A Receita Estadual (RE) do Rio Grande do Sul, em conjunto com o Ministério Público (MPRS) e Polícia Civil (PCRS), realizou na manhã desta quarta-feira (28) a Operação Acerto de Contas. A ação mobiliza o efetivo de 153 pessoas das três instituições, sendo 24 Auditores Fiscais e 01 Analista Tributário pela RE, 02 Promotores de Justiça e 24 servidores pelo MPRS e 03 Delegados de Polícia e 99 comissários e inspetores pela PCRS.
Ao todo, estão sendo cumpridos 29 mandados de busca e apreensão (sendo 17 da PCRS e 12 do MPRS) e 14 de busca pessoal, nos municípios de Sapiranga, Dois Irmãos, Porto Alegre, Igrejinha, Gravataí, Eldorado do Sul, Canoas e Florianópolis – SC.
O nome “Operação Acerto de Contas”, do ponto de vista contábil, retrata exatamente o que contabilista cassado pelo Conselho Regional de Contabilidade do RS (CRC/RS) fazia em relação ao ICMS que deixou de ser pago pelas empresas beneficiárias, ao realizar ajustes de valores por meio de créditos indevidos de empresas “noteiras” ou através de outros créditos lançados diretamente na escrita fiscal, sem qualquer base legal. Inclusive, em uma conversa de whatsapp, o alvo principal menciona para empresário beneficiário do esquema criminoso: “Pode deixar que eu faço o ‘acerto de todas as contas’. Fica tudo certinho.”
A estimativa de lesão ao Erário Estadual é de cerca de R$ 38 milhões de ICMS, que acrescidos de multa e juros, deve alcançar o montante de R$ 80 milhões.
“Essa operação é crucial para recuperar prejuízos ao Estado e desarticular um esquema estruturado que utilizava centenas de empresas noteiras para gerar créditos indevidos e reduzir ilegalmente o ICMS devido. A atuação integrada entre os órgãos — com compartilhamento de provas e ações simultâneas — é indispensável para coibir fraudes dessa complexidade e assegurar a concorrência leal entre as empresas”, avalia o subsecretário da Receita Estadual, Ricardo Neves Pereira.

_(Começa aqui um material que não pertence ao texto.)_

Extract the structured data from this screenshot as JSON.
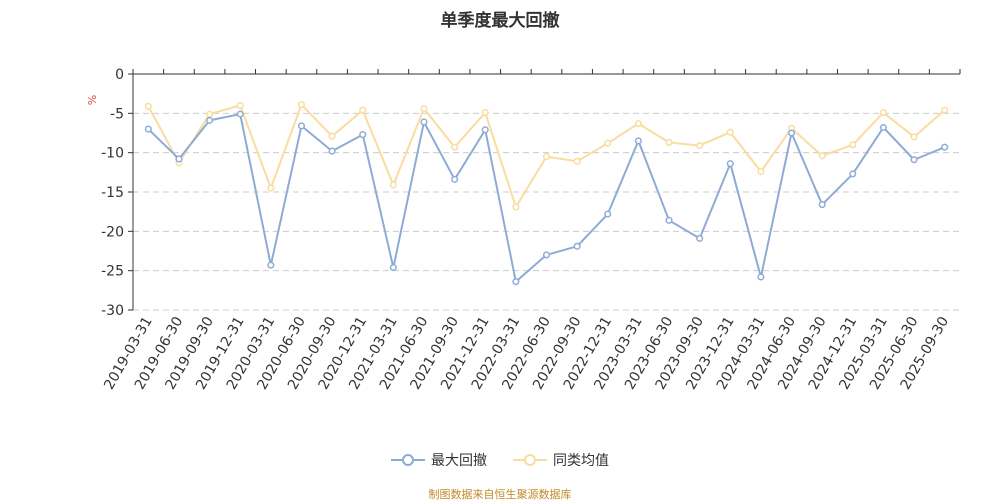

A Operação Acerto de Contas é resultado da articulação interinstitucional entre Receita Estadual, Ministério Público e Polícia Civil, fruto do compartilhamento de investigações paralelas na esfera criminal, autorizado pelas 1ª e 2ª Varas Estaduais de Processo e Julgamento dos Crimes de Organização Criminosa e Lavagem de Dinheiro.
O Ministério Público instaurou Procedimento Investigativo Criminal (PIC) e requereu quebras de sigilo fiscal, telemático e bancário dos investigados. Concomitantemente, a Polícia Civil conduzia investigação de esquema de lavagem de dinheiro que se utilizava de empresas de fachada para ocultar o dinheiro obtido com o tráfico de drogas sobre os mesmos alvos, culminando na deflagração da “Operação Livro Caixa” em dezembro de 2024, ocasião em que foram apreendidos aparelhos celulares, documentos e computadores.
Ao tomar conhecimento da Operação Livro Caixa, a Receita Estadual promoveu a aproximação das instituições que passaram a atuar de forma integrada, tendo o juízo estadual autorizado o compartilhamento de provas entre os órgãos envolvidos (RE, MPRS e PC/RS). Esta articulação interinstitucional, baseada na troca de evidências, impulsionou ambas as investigações dos órgãos de persecução penal (MPRS e PC/RS).